As if God takes care of all your spiritual “zits

above reproachanegkletos (“not” + “accusable”) – that cannot be called into account

in His sight – not just in our own eyes, but in God’s eyes.

Sound too good to be true?  It’s still true.

Anyone can become right with God. Anyone.

:23 if indeed you continue in the faith, grounded and steadfast, and are not moved away from the hope of the gospel which you heard, which was preached to every creature under heaven, of which I, Paul, became a minister.

groundedthemelioo – to lay the foundation; to make stable, establish

steadfasthedraios – sitting, sedentary; firm, immovable, steadfast

There is a condition to being “holy, blameless, and above reproach” before God.  You must continue in the faith.

Paul doesn’t say that if you went forward at a Billy Graham crusade twenty years ago, but have backslidden, that you have nothing to worry about.

It doesn’t sound to me as if Paul is saying that “once saved, always saved”.

Paul clearly lays out a condition, that you continue in the faith.

This isn’t the same as saying you have to earn your way to heaven.

Paul does not say that you have to become sinless.

Paul does not say that you have to go door-to-door witnessing five times a week.

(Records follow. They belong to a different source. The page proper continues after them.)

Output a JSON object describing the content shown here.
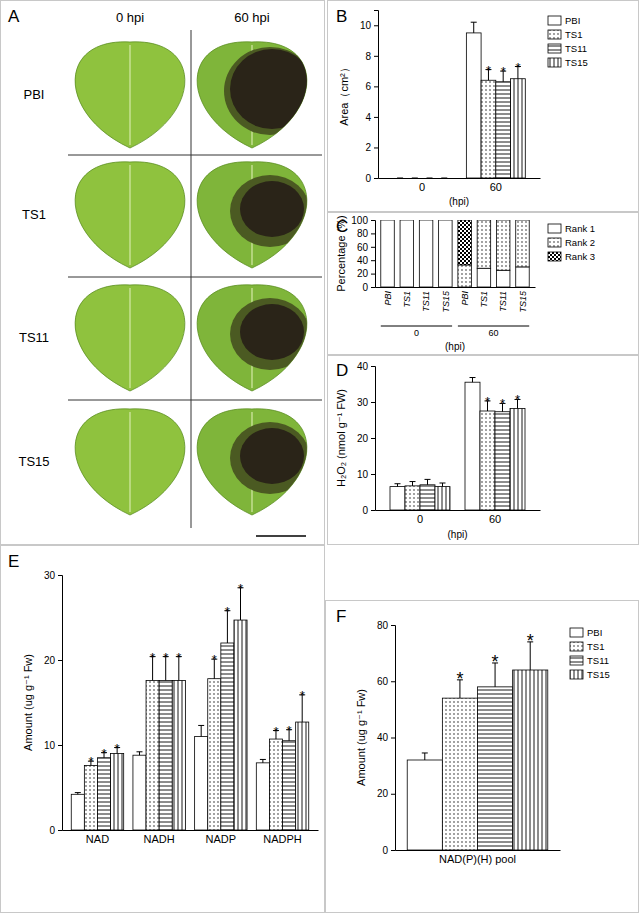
{
  "photo_panel": {
    "panel_label": "A",
    "columns": [
      "0 hpi",
      "60 hpi"
    ],
    "rows": [
      "PBI",
      "TS1",
      "TS11",
      "TS15"
    ]
  },
  "chart_data": [
    {
      "panel_label": "B",
      "type": "bar",
      "categories": [
        "0",
        "60"
      ],
      "x_label": "(hpi)",
      "y_label": "Area（cm²）",
      "ylim": [
        0,
        11
      ],
      "yticks": [
        0,
        2,
        4,
        6,
        8,
        10
      ],
      "legend": "top-right",
      "series": [
        {
          "name": "PBI",
          "color": "#000000",
          "values": [
            0,
            9.5
          ],
          "errors": [
            0,
            0.7
          ],
          "significance": [
            null,
            null
          ]
        },
        {
          "name": "TS1",
          "color": "#000000",
          "values": [
            0,
            6.4
          ],
          "errors": [
            0,
            0.7
          ],
          "significance": [
            null,
            "*"
          ]
        },
        {
          "name": "TS11",
          "color": "#000000",
          "values": [
            0,
            6.3
          ],
          "errors": [
            0,
            0.7
          ],
          "significance": [
            null,
            "*"
          ]
        },
        {
          "name": "TS15",
          "color": "#000000",
          "values": [
            0,
            6.5
          ],
          "errors": [
            0,
            0.8
          ],
          "significance": [
            null,
            "*"
          ]
        }
      ]
    },
    {
      "panel_label": "C",
      "type": "bar",
      "stacked": true,
      "categories": [
        "PBI",
        "TS1",
        "TS11",
        "TS15",
        "PBI",
        "TS1",
        "TS11",
        "TS15"
      ],
      "x_groups": [
        "0",
        "60"
      ],
      "x_label": "(hpi)",
      "y_label": "Percentage (%)",
      "ylim": [
        0,
        100
      ],
      "yticks": [
        0,
        20,
        40,
        60,
        80,
        100
      ],
      "legend": "top-right",
      "series": [
        {
          "name": "Rank 1",
          "color": "#000000",
          "values": [
            100,
            100,
            100,
            100,
            0,
            28,
            25,
            30
          ]
        },
        {
          "name": "Rank 2",
          "color": "#000000",
          "values": [
            0,
            0,
            0,
            0,
            33,
            72,
            75,
            70
          ]
        },
        {
          "name": "Rank 3",
          "color": "#000000",
          "values": [
            0,
            0,
            0,
            0,
            67,
            0,
            0,
            0
          ]
        }
      ]
    },
    {
      "panel_label": "D",
      "type": "bar",
      "categories": [
        "0",
        "60"
      ],
      "x_label": "(hpi)",
      "y_label": "H₂O₂ (nmol g⁻¹ FW)",
      "ylim": [
        0,
        40
      ],
      "yticks": [
        0,
        10,
        20,
        30,
        40
      ],
      "series": [
        {
          "name": "PBI",
          "color": "#000000",
          "values": [
            6.5,
            35.5
          ],
          "errors": [
            0.8,
            1.3
          ],
          "significance": [
            null,
            null
          ]
        },
        {
          "name": "TS1",
          "color": "#000000",
          "values": [
            6.7,
            27.5
          ],
          "errors": [
            1.2,
            2.8
          ],
          "significance": [
            null,
            "*"
          ]
        },
        {
          "name": "TS11",
          "color": "#000000",
          "values": [
            7.0,
            27.3
          ],
          "errors": [
            1.5,
            2.3
          ],
          "significance": [
            null,
            "*"
          ]
        },
        {
          "name": "TS15",
          "color": "#000000",
          "values": [
            6.5,
            28.2
          ],
          "errors": [
            1.0,
            2.5
          ],
          "significance": [
            null,
            "*"
          ]
        }
      ]
    },
    {
      "panel_label": "E",
      "type": "bar",
      "categories": [
        "NAD",
        "NADH",
        "NADP",
        "NADPH"
      ],
      "y_label": "Amount (ug g⁻¹ Fw)",
      "ylim": [
        0,
        30
      ],
      "yticks": [
        0,
        10,
        20,
        30
      ],
      "series": [
        {
          "name": "PBI",
          "color": "#000000",
          "values": [
            4.2,
            8.8,
            11.0,
            7.9
          ],
          "errors": [
            0.2,
            0.4,
            1.3,
            0.4
          ],
          "significance": [
            null,
            null,
            null,
            null
          ]
        },
        {
          "name": "TS1",
          "color": "#000000",
          "values": [
            7.6,
            17.6,
            17.8,
            10.7
          ],
          "errors": [
            0.5,
            2.8,
            2.3,
            1.0
          ],
          "significance": [
            "*",
            "*",
            "*",
            "*"
          ]
        },
        {
          "name": "TS11",
          "color": "#000000",
          "values": [
            8.5,
            17.6,
            22.0,
            10.5
          ],
          "errors": [
            0.6,
            2.8,
            3.8,
            1.3
          ],
          "significance": [
            "*",
            "*",
            "*",
            "*"
          ]
        },
        {
          "name": "TS15",
          "color": "#000000",
          "values": [
            9.0,
            17.6,
            24.7,
            12.7
          ],
          "errors": [
            0.7,
            2.8,
            3.8,
            3.2
          ],
          "significance": [
            "*",
            "*",
            "*",
            "*"
          ]
        }
      ]
    },
    {
      "panel_label": "F",
      "type": "bar",
      "categories": [
        "NAD(P)(H) pool"
      ],
      "y_label": "Amount (ug g⁻¹ Fw)",
      "ylim": [
        0,
        80
      ],
      "yticks": [
        0,
        20,
        40,
        60,
        80
      ],
      "legend": "top-right",
      "series": [
        {
          "name": "PBI",
          "color": "#000000",
          "values": [
            32
          ],
          "errors": [
            2.5
          ],
          "significance": [
            null
          ]
        },
        {
          "name": "TS1",
          "color": "#000000",
          "values": [
            54
          ],
          "errors": [
            6.5
          ],
          "significance": [
            "*"
          ]
        },
        {
          "name": "TS11",
          "color": "#000000",
          "values": [
            58
          ],
          "errors": [
            8.5
          ],
          "significance": [
            "*"
          ]
        },
        {
          "name": "TS15",
          "color": "#000000",
          "values": [
            64
          ],
          "errors": [
            10
          ],
          "significance": [
            "*"
          ]
        }
      ]
    }
  ]
}
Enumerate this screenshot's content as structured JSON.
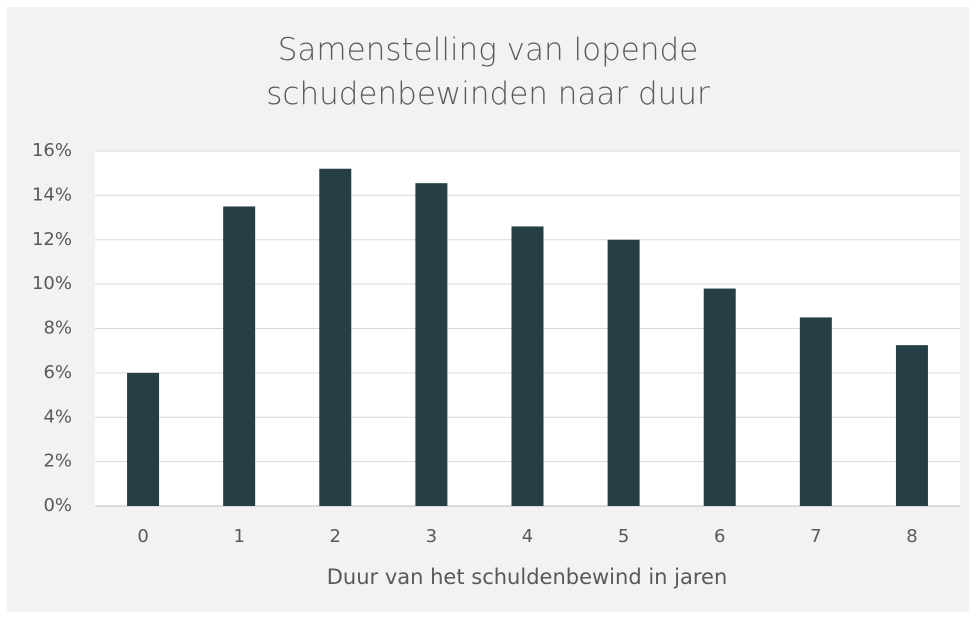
{
  "chart_data": {
    "type": "bar",
    "title": "Samenstelling van lopende schudenbewinden naar duur",
    "x_label": "Duur van het schuldenbewind in jaren",
    "categories": [
      "0",
      "1",
      "2",
      "3",
      "4",
      "5",
      "6",
      "7",
      "8"
    ],
    "values": [
      6.0,
      13.5,
      15.2,
      14.55,
      12.6,
      12.0,
      9.8,
      8.5,
      7.25
    ],
    "color": "#253f45",
    "ylim": [
      0,
      16
    ],
    "yticks": [
      {
        "value": 0,
        "label": "0%"
      },
      {
        "value": 2,
        "label": "2%"
      },
      {
        "value": 4,
        "label": "4%"
      },
      {
        "value": 6,
        "label": "6%"
      },
      {
        "value": 8,
        "label": "8%"
      },
      {
        "value": 10,
        "label": "10%"
      },
      {
        "value": 12,
        "label": "12%"
      },
      {
        "value": 14,
        "label": "14%"
      },
      {
        "value": 16,
        "label": "16%"
      }
    ],
    "grid": true
  }
}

Paul does not say that you have to attend church, OUR CHURCH, every week.


Keep believing

All you do is keep believing that Jesus died for you.
You keep believing in hope that you will one day be in heaven because of what Jesus did for you.
Is there something that can help us make sure that we do this?
(Heb 3:12-14 NKJV)  Beware, brethren, lest there be in any of you an evil heart of unbelief in departing from the living God; {13} but exhort one another daily, while it is called "Today," lest any of you be hardened through the deceitfulness of sin. {14} For we have become partakers of Christ if we hold the beginning of our confidence steadfast to the end,

The writer of Hebrews is warning his readers about the dangers in their own heart.

Our hearts are pretty good at deceiving us into doing the wrong thing.

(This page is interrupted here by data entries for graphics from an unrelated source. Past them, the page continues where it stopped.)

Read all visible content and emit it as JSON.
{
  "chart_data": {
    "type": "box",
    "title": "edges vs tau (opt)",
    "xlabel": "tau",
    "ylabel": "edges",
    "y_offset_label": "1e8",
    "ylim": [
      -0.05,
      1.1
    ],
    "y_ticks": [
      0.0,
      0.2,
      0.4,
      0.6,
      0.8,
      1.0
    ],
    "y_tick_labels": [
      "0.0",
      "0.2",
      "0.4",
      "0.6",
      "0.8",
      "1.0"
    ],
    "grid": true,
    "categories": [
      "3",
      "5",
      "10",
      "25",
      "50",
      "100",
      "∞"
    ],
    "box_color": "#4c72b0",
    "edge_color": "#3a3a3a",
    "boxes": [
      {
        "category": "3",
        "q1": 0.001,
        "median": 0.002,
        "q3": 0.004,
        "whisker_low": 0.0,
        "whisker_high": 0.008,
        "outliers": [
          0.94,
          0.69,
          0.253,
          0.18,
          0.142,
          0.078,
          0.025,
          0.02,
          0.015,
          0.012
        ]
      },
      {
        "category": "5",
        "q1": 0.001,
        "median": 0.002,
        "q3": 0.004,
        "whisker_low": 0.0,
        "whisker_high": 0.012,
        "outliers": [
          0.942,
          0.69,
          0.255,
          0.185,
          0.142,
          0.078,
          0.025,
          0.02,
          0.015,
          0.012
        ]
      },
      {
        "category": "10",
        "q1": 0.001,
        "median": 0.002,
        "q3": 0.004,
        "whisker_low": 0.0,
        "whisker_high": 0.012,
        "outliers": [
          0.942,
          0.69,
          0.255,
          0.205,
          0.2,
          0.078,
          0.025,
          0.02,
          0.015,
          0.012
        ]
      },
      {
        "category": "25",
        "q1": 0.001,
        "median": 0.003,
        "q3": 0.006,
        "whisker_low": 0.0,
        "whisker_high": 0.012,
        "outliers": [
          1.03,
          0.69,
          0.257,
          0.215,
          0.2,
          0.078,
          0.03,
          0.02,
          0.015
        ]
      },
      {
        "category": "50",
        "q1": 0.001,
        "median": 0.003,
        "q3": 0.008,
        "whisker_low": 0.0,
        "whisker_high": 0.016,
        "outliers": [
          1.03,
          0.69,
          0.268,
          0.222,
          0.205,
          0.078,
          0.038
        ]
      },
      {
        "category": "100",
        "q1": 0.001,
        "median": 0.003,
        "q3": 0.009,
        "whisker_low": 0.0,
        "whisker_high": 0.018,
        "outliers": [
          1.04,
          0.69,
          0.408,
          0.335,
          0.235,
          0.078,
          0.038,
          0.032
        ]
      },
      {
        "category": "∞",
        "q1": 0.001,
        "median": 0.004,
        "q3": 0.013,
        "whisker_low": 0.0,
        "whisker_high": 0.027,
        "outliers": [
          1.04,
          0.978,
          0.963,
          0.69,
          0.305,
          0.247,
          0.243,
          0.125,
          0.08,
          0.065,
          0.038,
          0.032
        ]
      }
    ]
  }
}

There’s the story of the guy on a diet.  He’s starting to get a hankerin’ for Krispee Kreme donuts.  He gets in the car and starts toward the nearest store.  He prays, “Lord, if it’s your will for me to not have Krispee Kreme donuts, don’t let there be any parking places near the store”.  But wouldn’t you know it?  There is was, an open parking spot right in front … the twelfth time around the block.

Hebrews 3 tells us how to keep from deceiving ourselves.  Hang around other believers.  Have people in your life who will encourage you to follow the Lord.  Have people in your life that YOU encourage to follow the Lord.

Church is a great place for that to happen.

Getting involved in one of the smaller groups is best.  Go to a Men’s Study, a Ladies’ Study, Sunday night Refresh, dinner on Thursday night.  Those are the places to be. That’s where the encouragement happens.